O envolvimento masculino ao longo da gestação é pouco partilhado cultural e  socialmente, mas as transformações pelas quais passa o futuro pai não são menos importantes.

Que papel ocupamos? Como lidamos com nossas angústias? Que espaços sociais temos para partilhá-las? Estas questões são papo de macho, mesmo que ele nunca tenha brincado de casinha! Foi pensando na minha própria trajetória de ser pai de dois meninos que comecei a me antenar para questões como essa.

O primeiro ponto a ser pensado é que  as brincadeiras infantis deixam a paternidade num segundo plano durante a gestação. Não raramente, reproduzimos nas brincadeiras o estereótipo do marido estressado na sala de espera do hospital. Do ponto de vista masculino, era chato brincar de papai e mamãe até porque o pai era o “empregado” que cumpria ordens e, quando o assunto era gravidez, ele nunca opinava nada: as meninas sempre decidiam tudo! Lembro que as meninas acabavam mesmo era brincando sozinhas enquanto íamos brincar de polícia e ladrão. Claro!

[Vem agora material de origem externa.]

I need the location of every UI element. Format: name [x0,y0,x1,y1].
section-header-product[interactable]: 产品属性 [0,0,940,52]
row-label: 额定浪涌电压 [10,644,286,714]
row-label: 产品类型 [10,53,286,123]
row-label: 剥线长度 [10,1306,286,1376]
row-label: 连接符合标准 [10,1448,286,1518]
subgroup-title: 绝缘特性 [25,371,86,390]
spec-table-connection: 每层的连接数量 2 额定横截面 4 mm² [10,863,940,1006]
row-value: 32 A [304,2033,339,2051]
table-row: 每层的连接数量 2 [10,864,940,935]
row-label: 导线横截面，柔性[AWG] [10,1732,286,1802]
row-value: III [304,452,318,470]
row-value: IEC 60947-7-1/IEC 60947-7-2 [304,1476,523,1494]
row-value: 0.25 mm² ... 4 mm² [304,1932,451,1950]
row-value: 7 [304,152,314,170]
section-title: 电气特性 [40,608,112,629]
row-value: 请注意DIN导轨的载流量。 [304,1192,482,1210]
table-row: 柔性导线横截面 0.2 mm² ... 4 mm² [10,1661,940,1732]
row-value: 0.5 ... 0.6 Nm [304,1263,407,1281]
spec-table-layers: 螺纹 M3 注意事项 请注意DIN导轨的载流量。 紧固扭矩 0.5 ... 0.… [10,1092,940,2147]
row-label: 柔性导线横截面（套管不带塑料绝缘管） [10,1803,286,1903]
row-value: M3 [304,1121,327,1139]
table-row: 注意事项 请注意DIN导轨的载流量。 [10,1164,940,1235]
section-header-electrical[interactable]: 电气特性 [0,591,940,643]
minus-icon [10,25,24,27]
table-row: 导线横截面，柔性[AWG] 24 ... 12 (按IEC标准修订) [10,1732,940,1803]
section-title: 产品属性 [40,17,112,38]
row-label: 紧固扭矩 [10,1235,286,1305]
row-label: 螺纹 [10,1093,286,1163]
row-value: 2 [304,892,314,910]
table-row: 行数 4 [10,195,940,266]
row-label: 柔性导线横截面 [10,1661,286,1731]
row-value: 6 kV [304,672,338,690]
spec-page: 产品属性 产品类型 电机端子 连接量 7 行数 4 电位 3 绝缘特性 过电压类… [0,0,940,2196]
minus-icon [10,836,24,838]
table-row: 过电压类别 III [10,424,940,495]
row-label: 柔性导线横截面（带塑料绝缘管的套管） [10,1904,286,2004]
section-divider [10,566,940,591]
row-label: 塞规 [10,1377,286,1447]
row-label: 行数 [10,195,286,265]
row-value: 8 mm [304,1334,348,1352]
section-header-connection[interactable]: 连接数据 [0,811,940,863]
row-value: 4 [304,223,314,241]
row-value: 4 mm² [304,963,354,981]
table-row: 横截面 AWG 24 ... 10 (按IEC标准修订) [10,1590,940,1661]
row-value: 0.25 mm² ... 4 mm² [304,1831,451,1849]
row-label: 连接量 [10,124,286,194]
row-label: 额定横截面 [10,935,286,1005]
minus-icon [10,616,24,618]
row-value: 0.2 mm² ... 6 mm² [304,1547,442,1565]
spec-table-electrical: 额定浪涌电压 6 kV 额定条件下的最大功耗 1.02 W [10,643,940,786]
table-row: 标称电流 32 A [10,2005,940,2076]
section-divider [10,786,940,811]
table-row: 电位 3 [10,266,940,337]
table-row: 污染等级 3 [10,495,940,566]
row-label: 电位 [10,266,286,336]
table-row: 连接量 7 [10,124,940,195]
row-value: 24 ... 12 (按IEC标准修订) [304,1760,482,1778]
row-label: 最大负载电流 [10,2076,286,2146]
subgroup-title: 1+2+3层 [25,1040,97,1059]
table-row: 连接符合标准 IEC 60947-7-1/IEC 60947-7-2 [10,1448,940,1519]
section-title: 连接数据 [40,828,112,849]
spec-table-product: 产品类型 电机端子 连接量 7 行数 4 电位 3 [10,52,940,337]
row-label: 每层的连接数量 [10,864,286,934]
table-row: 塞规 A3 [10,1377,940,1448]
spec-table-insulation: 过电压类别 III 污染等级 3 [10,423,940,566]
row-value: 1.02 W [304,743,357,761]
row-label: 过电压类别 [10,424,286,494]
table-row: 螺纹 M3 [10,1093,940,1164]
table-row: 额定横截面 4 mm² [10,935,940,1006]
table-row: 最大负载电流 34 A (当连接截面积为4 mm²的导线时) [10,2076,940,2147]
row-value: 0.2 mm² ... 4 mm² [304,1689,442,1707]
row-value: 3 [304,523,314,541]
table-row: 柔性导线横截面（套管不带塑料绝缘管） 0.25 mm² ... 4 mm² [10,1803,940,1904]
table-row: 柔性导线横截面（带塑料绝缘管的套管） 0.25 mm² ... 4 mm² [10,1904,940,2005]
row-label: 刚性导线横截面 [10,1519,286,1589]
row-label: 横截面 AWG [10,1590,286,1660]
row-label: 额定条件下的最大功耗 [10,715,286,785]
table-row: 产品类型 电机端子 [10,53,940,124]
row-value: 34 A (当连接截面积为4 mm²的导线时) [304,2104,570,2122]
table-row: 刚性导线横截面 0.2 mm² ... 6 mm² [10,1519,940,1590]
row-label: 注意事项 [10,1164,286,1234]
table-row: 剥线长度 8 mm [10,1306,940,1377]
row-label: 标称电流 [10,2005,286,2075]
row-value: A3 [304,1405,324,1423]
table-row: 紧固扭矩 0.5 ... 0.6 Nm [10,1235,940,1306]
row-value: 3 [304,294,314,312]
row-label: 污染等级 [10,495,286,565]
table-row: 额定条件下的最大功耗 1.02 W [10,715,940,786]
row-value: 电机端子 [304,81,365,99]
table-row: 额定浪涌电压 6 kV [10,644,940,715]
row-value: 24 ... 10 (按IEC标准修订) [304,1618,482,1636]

Nunca ouvi, numa roda de conversa masculina, algum amigo que tenha desabafado sobre as dificuldades durante sua gestação (pois é claro que é dele também!). Não há troca de experiências, pois o grávido emocional não tem voz! Não tem papel social! E parece que continuamos brincando de polícia e ladrão mesmo depois de adultos.

Se do ponto de vista biológico somos alienados, pois podemos ganhar barriga e peso em decorrência da cerveja, mas não do bebê em nosso ventre, isso não quer dizer que sejamos externos do ponto de vista  psicológico. Em outras palavras, estamos passando por transformações tanto quanto nossas companheiras e esposas passam  e compartilhá-las ajuda-nos a elaborar o sempre novo papel de pai que vamos desempenhar, pois cada filho é único e cada experiência de pai também.